Virginia's hotly contested Senate race between Democrat Tim Kaine and Republican George Allen has been getting national attention since early 2011, but it remains exactly where it was back then: a dead heat.
The airwaves have been flooded with ads, both positive and negative. The two candidates raised millions of dollars and outside groups have spent millions more on their behalf. They've rubbed elbows with the presidential candidates, sent their wives around the state to vouch for them and debated each other twice.
Still, nearly every poll shows the two former governors neck-and-neck, a deadlock one of them hope to finally break Thursday when Kaine and Allen square off for their first televised debate, the first chance many Virginians will have to see them.
|When: Thursday, 12 p.m.|
|Where: Capitol One Bank Auditorium, McLean|
|Host: Fairfax County Chamber of Commerce and NBC4|
|TV: NBC4 (Live). Replayed Sunday after Press Pass|
|When: Oct. 8|
|Host: AARP, League of Women Voters Virginia, WVCE Public Radio and WTVR CBS 6 TV|
|When: Oct. 18|
|Host: WSLS NBC 10 and Virginia Tech|
"These two campaigns have tried just about everything to break away from their rival and nothing has really moved the needle," said Stephen Farnsworth, a political science professor at the University of Mary Washington. "Not record spending, not combative rhetoric, not presidential candidates in Virginia every few days. All indications are this is going to remain very close down to the wire."
Thursday's debate in McLean is the first of three televised meetings planned for Kaine and Allen, whose race could decide which party controls the Senate. It will also be the first chance for many Virginians to see the candidates and both will have to use the opportunity to win over voters who until now have only known them through the barrage of ads both sides have been running for months.
"Kaine is going to have to defend his support for tax increases and Allen is going to have to defend his belief that it's off the table," said Bob Holsworth, a longtime political analyst in Virginia. "On health care, Kaine has to defend Obamacare. On the other hand, Allen has to find a way to convince people he's not for people to be kicked off insurance for preexisting conditions."

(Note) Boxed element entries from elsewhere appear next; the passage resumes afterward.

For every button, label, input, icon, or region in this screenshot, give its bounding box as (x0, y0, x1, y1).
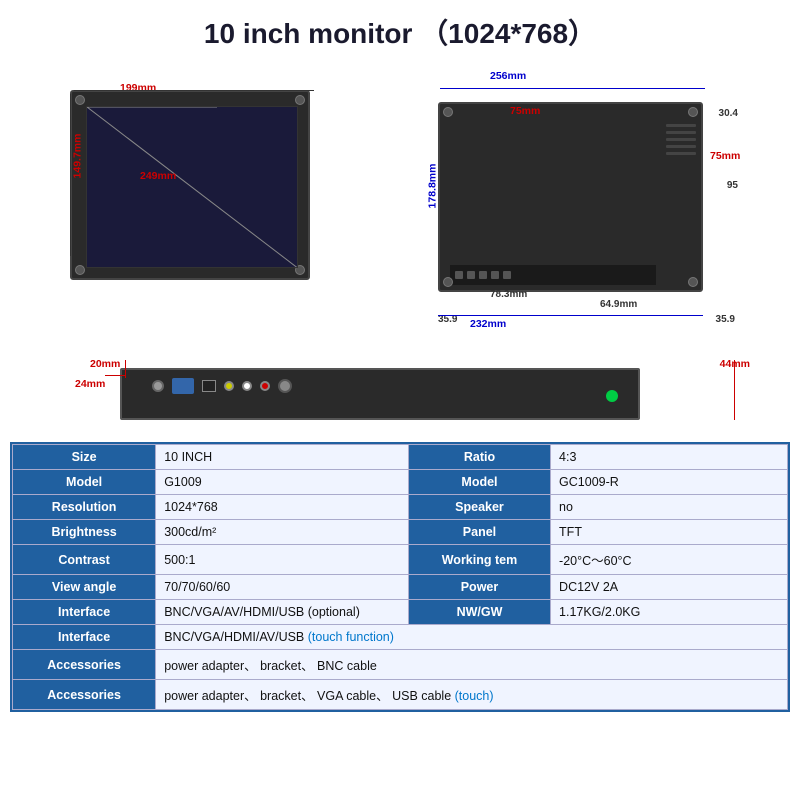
monitor-back-frame (438, 102, 703, 292)
screw-tr (295, 95, 305, 105)
dim-bottom-line (438, 315, 703, 316)
dim-back-75v: 75mm (710, 150, 740, 162)
monitor-side-view (120, 368, 640, 420)
port-rca-w (242, 381, 252, 391)
diagonal-line (87, 107, 297, 267)
spec-label: Brightness (13, 520, 156, 545)
spec-label: Interface (13, 625, 156, 650)
touch-label: (touch) (451, 689, 493, 703)
spec-value-right: DC12V 2A (551, 575, 788, 600)
spec-value-right: 1.17KG/2.0KG (551, 600, 788, 625)
monitor-screen (86, 106, 298, 268)
dim-side-24: 24mm (75, 378, 105, 390)
spec-value: 300cd/m² (156, 520, 409, 545)
dim-20-line (125, 360, 126, 378)
spec-row: Brightness 300cd/m² Panel TFT (13, 520, 788, 545)
spec-label-right: Power (408, 575, 550, 600)
dim-back-78: 78.3mm (490, 289, 527, 300)
spec-row: View angle 70/70/60/60 Power DC12V 2A (13, 575, 788, 600)
dim-front-diag: 249mm (140, 170, 176, 182)
ports-row (450, 265, 656, 285)
spec-row: Contrast 500:1 Working tem -20°C～60°C (13, 545, 788, 575)
screw-bl (75, 265, 85, 275)
dim-24-line (105, 375, 125, 376)
power-led (606, 390, 618, 402)
port-rca-r (260, 381, 270, 391)
dim-back-64: 64.9mm (600, 299, 637, 310)
spec-row: Size 10 INCH Ratio 4:3 (13, 445, 788, 470)
spec-label: Interface (13, 600, 156, 625)
spec-value: 500:1 (156, 545, 409, 575)
spec-value-right: -20°C～60°C (551, 545, 788, 575)
spec-extra-value: power adapter、 bracket、 VGA cable、 USB c… (156, 680, 788, 710)
spec-label: Model (13, 470, 156, 495)
touch-label: (touch function) (304, 630, 394, 644)
spec-value: G1009 (156, 470, 409, 495)
vents (666, 124, 696, 159)
spec-extra-row: Accessoriespower adapter、 bracket、 VGA c… (13, 680, 788, 710)
spec-table-section: Size 10 INCH Ratio 4:3 Model G1009 Model… (10, 442, 790, 712)
spec-label: Size (13, 445, 156, 470)
spec-label: View angle (13, 575, 156, 600)
spec-extra-row: Accessoriespower adapter、 bracket、 BNC c… (13, 650, 788, 680)
dim-back-178: 178.8mm (426, 164, 438, 209)
side-view-container: 20mm 24mm 44mm (10, 350, 790, 438)
spec-table: Size 10 INCH Ratio 4:3 Model G1009 Model… (12, 444, 788, 710)
spec-label: Accessories (13, 650, 156, 680)
diagrams-row: 199mm 149.7mm 249mm 256mm (0, 60, 800, 360)
page-title: 10 inch monitor （1024*768） (0, 0, 800, 60)
spec-row: Interface BNC/VGA/AV/HDMI/USB (optional)… (13, 600, 788, 625)
spec-label-right: Model (408, 470, 550, 495)
spec-value-right: no (551, 495, 788, 520)
port-bnc (278, 379, 292, 393)
spec-extra-value: power adapter、 bracket、 BNC cable (156, 650, 788, 680)
dim-back-35r: 35.9 (716, 314, 735, 325)
monitor-back-diagram: 256mm (410, 70, 740, 330)
dim-back-bottom: 232mm (470, 318, 506, 330)
spec-value: BNC/VGA/AV/HDMI/USB (optional) (156, 600, 409, 625)
monitor-outer-frame (70, 90, 310, 280)
dim-top-line (440, 88, 705, 89)
dim-44-line (734, 360, 735, 420)
spec-extra-row: InterfaceBNC/VGA/HDMI/AV/USB (touch func… (13, 625, 788, 650)
spec-value: 70/70/60/60 (156, 575, 409, 600)
spec-label-right: NW/GW (408, 600, 550, 625)
spec-label-right: Working tem (408, 545, 550, 575)
spec-label: Contrast (13, 545, 156, 575)
spec-value-right: TFT (551, 520, 788, 545)
monitor-front-diagram: 199mm 149.7mm 249mm (60, 80, 330, 300)
spec-label-right: Panel (408, 520, 550, 545)
spec-label-right: Speaker (408, 495, 550, 520)
side-ports (152, 378, 292, 394)
spec-value-right: 4:3 (551, 445, 788, 470)
spec-label-right: Ratio (408, 445, 550, 470)
dim-front-h: 199mm (120, 82, 156, 94)
port-hdmi (202, 380, 216, 392)
port-round-1 (152, 380, 164, 392)
dim-front-v: 149.7mm (71, 134, 83, 179)
spec-value: 10 INCH (156, 445, 409, 470)
port-rca-y (224, 381, 234, 391)
spec-label: Resolution (13, 495, 156, 520)
spec-row: Resolution 1024*768 Speaker no (13, 495, 788, 520)
dim-back-top: 256mm (490, 70, 526, 82)
dim-v-line (70, 94, 71, 256)
dim-back-75h: 75mm (510, 105, 540, 117)
dim-side-20: 20mm (90, 358, 120, 370)
spec-row: Model G1009 Model GC1009-R (13, 470, 788, 495)
dim-back-95: 95 (727, 180, 738, 191)
spec-label: Accessories (13, 680, 156, 710)
spec-value-right: GC1009-R (551, 470, 788, 495)
spec-value: 1024*768 (156, 495, 409, 520)
dim-h-line (74, 90, 314, 91)
port-vga (172, 378, 194, 394)
screw-tl (75, 95, 85, 105)
spec-extra-value: BNC/VGA/HDMI/AV/USB (touch function) (156, 625, 788, 650)
dim-back-30: 30.4 (719, 108, 738, 119)
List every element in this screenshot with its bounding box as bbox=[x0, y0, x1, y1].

Kaine has outraised Allen $10.3 million to $8 million, though both have spent much of their war chests. In addition to the $12 million in ads being run by outside groups on both sides, Kaine has reserved $4.5 million in airtime while Allen set aside $5 million.
Dan Allen, a senior adviser to Allen, said a new round of negative ads Kaine is running -- targeting Allen's gubernatorial and Senate record on fiscal issues and abortion -- shows Kaine's camp is worried.
Kaine spokesman Brandi Hoffine defended the ads, saying past records show voters how candidates will serve in Washington.
Allen has been contrasting his views on energy and defense with those of President Obama, a close ally of Kaine's, even though Kaine has distanced himself from the president on both issues.
Kaine has emphasized his fiscal conservatism in an attempt to win over moderate voters.
Deadlocked as they are, Kaine and Allen could end up relying on the performance of the presidential candidates in Virginia to decide their race, depending on Obama or Romney to draw voters to the polls, said Craig Brians, a political science professor at Virginia Tech.
"The main thing is the relentless drive to the center by both candidates," Brians said, "which seems to me like exactly what you want to do in a presidential election where it could tilt either way for Obama or Romney."